Of all of cancer's many riddles and mysteries, one fact remains consistent across almost all types of the disease: The risk of getting cancer increases with age. According to the National Cancer Institute (NCI), the median patient age at the time of a cancer diagnosis is 66. "Advancing age is the most important risk factor for cancer overall," the NCI website says.
There are exceptions, of course. Half of all cases of testicular cancer occur in men 20 to 34 years old. And some cancers are more common in children. Nearly 60 percent of patients with acute lymphocytic leukemia, for instance, are younger than 20, and the median patient age at diagnosis is 15. But patients younger than 20 account for 1 percent of all new cancer cases and .3 percent of cancer deaths.
The relationship between age and cancer risk makes sense in some ways, says Dr. David Boyd, Intake Physician & Director of Wellness, Prevention & Primary Care at our hospital near Phoenix. "As you get older, you tend to have more potential exposures and more unhealthy habits," he says. "Some of those things are out of our control. There's exposure to toxins, sun exposure over time. But there's also smoking, inappropriate diet, factors we could eliminate to reduce our risk of getting cancer."
These exposures may lead to mutations in cells that may evade the immune system and develop into cancer. "We develop precancerous cells our whole life, but when we are young, our immune system is very strong, and it is able to target those cells and kill them," says Dr. Suzi Kochar, an Endocrinologist at our hospital near Phoenix. "With aging, our immune system weakens and may fail to target some of those precancerous cells."
Median age of patients when diagnosed with the 10 common cancers according to the National Cancer Institute:
||Median Age at Diagnosis
Some researchers believe other factors may contribute to cancer rates increasing with age. A 2012 University of Colorado study cites changing features in human tissue as a key factor in higher risk. "If you look at Mick Jagger in 1960 compared to Mick Jagger today, it's obvious that his tissue landscape has changed," University of Colorado Cancer Center researcher James DeGregori said in a Science Daily article on the study. "And it's this change, not the accumulation of cancer-causing mutations, that drives cancer rates higher as we grow older." A National Institutes of Health (NIH) study cites DNA methylation—a process that can interfere with the activation of certain genes—as a possible reason for increased risk with age. When genes designed to suppress tumors fail to turn on, that may promote cancer growth. DNA methylation may increase with age. “You can think of methylation as dust settling on an unused switch, which then prevents the cell from turning on certain genes,” NIH researcher Dr.

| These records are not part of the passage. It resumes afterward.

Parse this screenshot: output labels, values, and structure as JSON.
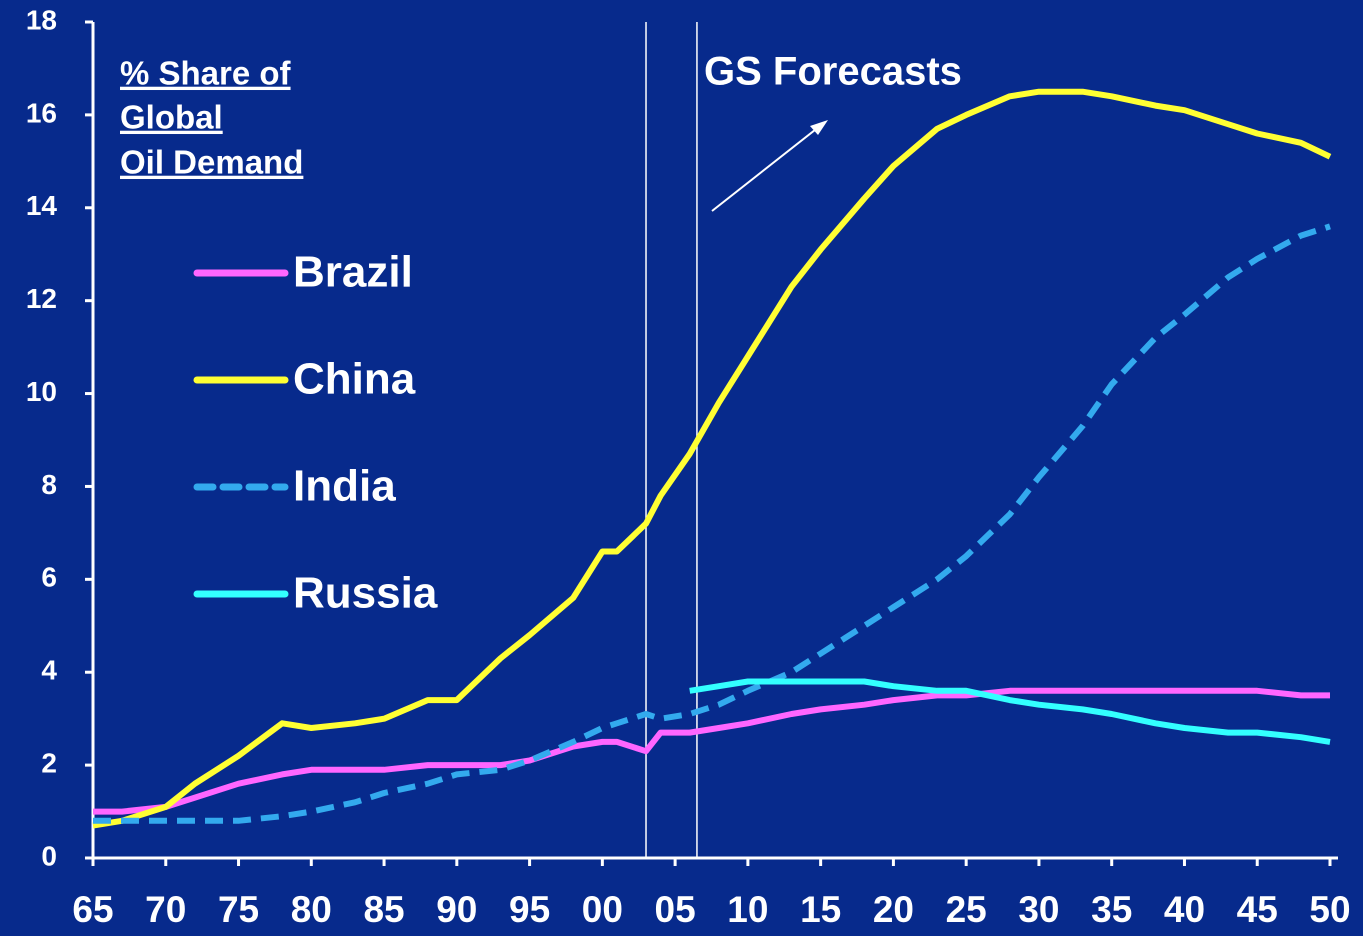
{
  "chart_data": {
    "type": "line",
    "annotations": [
      "% Share of",
      "Global",
      "Oil  Demand",
      "GS Forecasts"
    ],
    "x": [
      1965,
      1967,
      1970,
      1972,
      1975,
      1978,
      1980,
      1983,
      1985,
      1988,
      1990,
      1993,
      1995,
      1998,
      2000,
      2001,
      2003,
      2004,
      2006,
      2008,
      2010,
      2013,
      2015,
      2018,
      2020,
      2023,
      2025,
      2028,
      2030,
      2033,
      2035,
      2038,
      2040,
      2043,
      2045,
      2048,
      2050
    ],
    "series": [
      {
        "name": "Brazil",
        "color": "#ff66ff",
        "dashed": false,
        "values": [
          1.0,
          1.0,
          1.1,
          1.3,
          1.6,
          1.8,
          1.9,
          1.9,
          1.9,
          2.0,
          2.0,
          2.0,
          2.1,
          2.4,
          2.5,
          2.5,
          2.3,
          2.7,
          2.7,
          2.8,
          2.9,
          3.1,
          3.2,
          3.3,
          3.4,
          3.5,
          3.5,
          3.6,
          3.6,
          3.6,
          3.6,
          3.6,
          3.6,
          3.6,
          3.6,
          3.5,
          3.5
        ]
      },
      {
        "name": "China",
        "color": "#ffff33",
        "dashed": false,
        "values": [
          0.7,
          0.8,
          1.1,
          1.6,
          2.2,
          2.9,
          2.8,
          2.9,
          3.0,
          3.4,
          3.4,
          4.3,
          4.8,
          5.6,
          6.6,
          6.6,
          7.2,
          7.8,
          8.7,
          9.8,
          10.8,
          12.3,
          13.1,
          14.2,
          14.9,
          15.7,
          16.0,
          16.4,
          16.5,
          16.5,
          16.4,
          16.2,
          16.1,
          15.8,
          15.6,
          15.4,
          15.1
        ]
      },
      {
        "name": "India",
        "color": "#33aaee",
        "dashed": true,
        "values": [
          0.8,
          0.8,
          0.8,
          0.8,
          0.8,
          0.9,
          1.0,
          1.2,
          1.4,
          1.6,
          1.8,
          1.9,
          2.1,
          2.5,
          2.8,
          2.9,
          3.1,
          3.0,
          3.1,
          3.3,
          3.6,
          4.0,
          4.4,
          5.0,
          5.4,
          6.0,
          6.5,
          7.4,
          8.2,
          9.3,
          10.2,
          11.2,
          11.7,
          12.5,
          12.9,
          13.4,
          13.6
        ]
      },
      {
        "name": "Russia",
        "color": "#33ffff",
        "dashed": false,
        "values": [
          null,
          null,
          null,
          null,
          null,
          null,
          null,
          null,
          null,
          null,
          null,
          null,
          null,
          null,
          null,
          null,
          null,
          null,
          3.6,
          3.7,
          3.8,
          3.8,
          3.8,
          3.8,
          3.7,
          3.6,
          3.6,
          3.4,
          3.3,
          3.2,
          3.1,
          2.9,
          2.8,
          2.7,
          2.7,
          2.6,
          2.5
        ]
      }
    ],
    "reference_lines_x": [
      2003,
      2006.5
    ],
    "xlim": [
      1965,
      2050
    ],
    "xticks": [
      {
        "value": 1965,
        "label": "65"
      },
      {
        "value": 1970,
        "label": "70"
      },
      {
        "value": 1975,
        "label": "75"
      },
      {
        "value": 1980,
        "label": "80"
      },
      {
        "value": 1985,
        "label": "85"
      },
      {
        "value": 1990,
        "label": "90"
      },
      {
        "value": 1995,
        "label": "95"
      },
      {
        "value": 2000,
        "label": "00"
      },
      {
        "value": 2005,
        "label": "05"
      },
      {
        "value": 2010,
        "label": "10"
      },
      {
        "value": 2015,
        "label": "15"
      },
      {
        "value": 2020,
        "label": "20"
      },
      {
        "value": 2025,
        "label": "25"
      },
      {
        "value": 2030,
        "label": "30"
      },
      {
        "value": 2035,
        "label": "35"
      },
      {
        "value": 2040,
        "label": "40"
      },
      {
        "value": 2045,
        "label": "45"
      },
      {
        "value": 2050,
        "label": "50"
      }
    ],
    "ylim": [
      0,
      18
    ],
    "yticks": [
      0,
      2,
      4,
      6,
      8,
      10,
      12,
      14,
      16,
      18
    ],
    "background": "#072a8c"
  }
}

Jack Taylor says in a news release. "If a cell can no longer turn on critical developmental programs, it might be easier for it to become a cancer cell.

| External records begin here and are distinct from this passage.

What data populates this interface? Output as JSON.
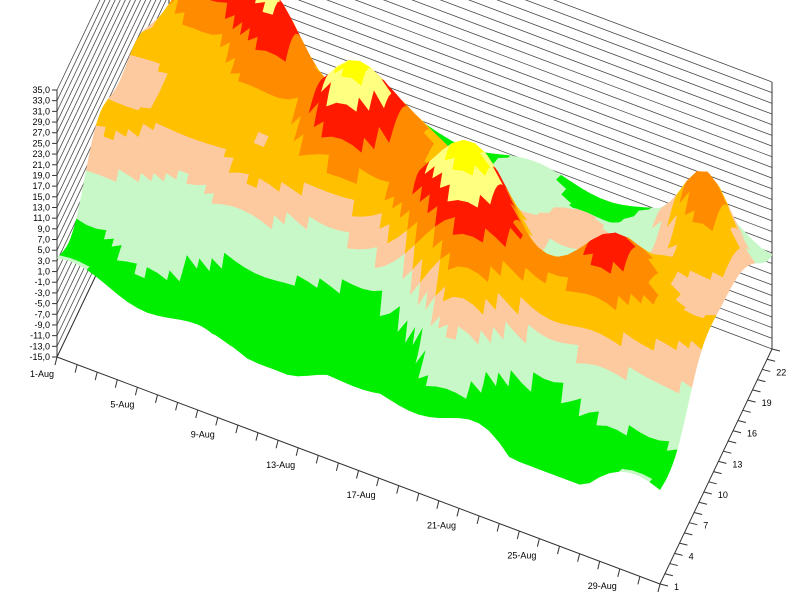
{
  "chart_data": {
    "type": "surface-3d",
    "title": "",
    "z_axis": {
      "ticks": [
        "35,0",
        "33,0",
        "31,0",
        "29,0",
        "27,0",
        "25,0",
        "23,0",
        "21,0",
        "19,0",
        "17,0",
        "15,0",
        "13,0",
        "11,0",
        "9,0",
        "7,0",
        "5,0",
        "3,0",
        "1,0",
        "-1,0",
        "-3,0",
        "-5,0",
        "-7,0",
        "-9,0",
        "-11,0",
        "-13,0",
        "-15,0"
      ],
      "range": [
        -15,
        35
      ]
    },
    "x_axis": {
      "ticks": [
        "1-Aug",
        "5-Aug",
        "9-Aug",
        "13-Aug",
        "17-Aug",
        "21-Aug",
        "25-Aug",
        "29-Aug"
      ],
      "range": [
        "1-Aug",
        "31-Aug"
      ]
    },
    "y_axis": {
      "ticks": [
        "1",
        "4",
        "7",
        "10",
        "13",
        "16",
        "19",
        "22"
      ],
      "range": [
        1,
        24
      ]
    },
    "color_bands": [
      {
        "from": -15,
        "to": 3,
        "color": "#00ee00"
      },
      {
        "from": 3,
        "to": 9,
        "color": "#c8f8c8"
      },
      {
        "from": 9,
        "to": 13,
        "color": "#fdcaa0"
      },
      {
        "from": 13,
        "to": 17,
        "color": "#ffc000"
      },
      {
        "from": 17,
        "to": 21,
        "color": "#ff8c00"
      },
      {
        "from": 21,
        "to": 25,
        "color": "#ff1a00"
      },
      {
        "from": 25,
        "to": 28,
        "color": "#ffff80"
      },
      {
        "from": 28,
        "to": 30,
        "color": "#ffff00"
      },
      {
        "from": 30,
        "to": 33,
        "color": "#f8a0e0"
      },
      {
        "from": 33,
        "to": 35,
        "color": "#ff00ff"
      }
    ],
    "grid": true
  }
}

Still, cancer is not a given. You can take certain steps to help reduce your risk, even in later years. A report by the Centers for Disease Control and Prevention (CDC) concludes that "cancer does not have to be an inevitable consequence of growing older." Quit smoking. Stay active. Exercise and watch your diet. Reduce your alcohol intake. Studies show that adopting healthy habits may decrease cancer risk by as much as 40 percent. "We can't stop aging." Dr. Kochar says. "But there are lifestyle choices we can make. That's the most important part."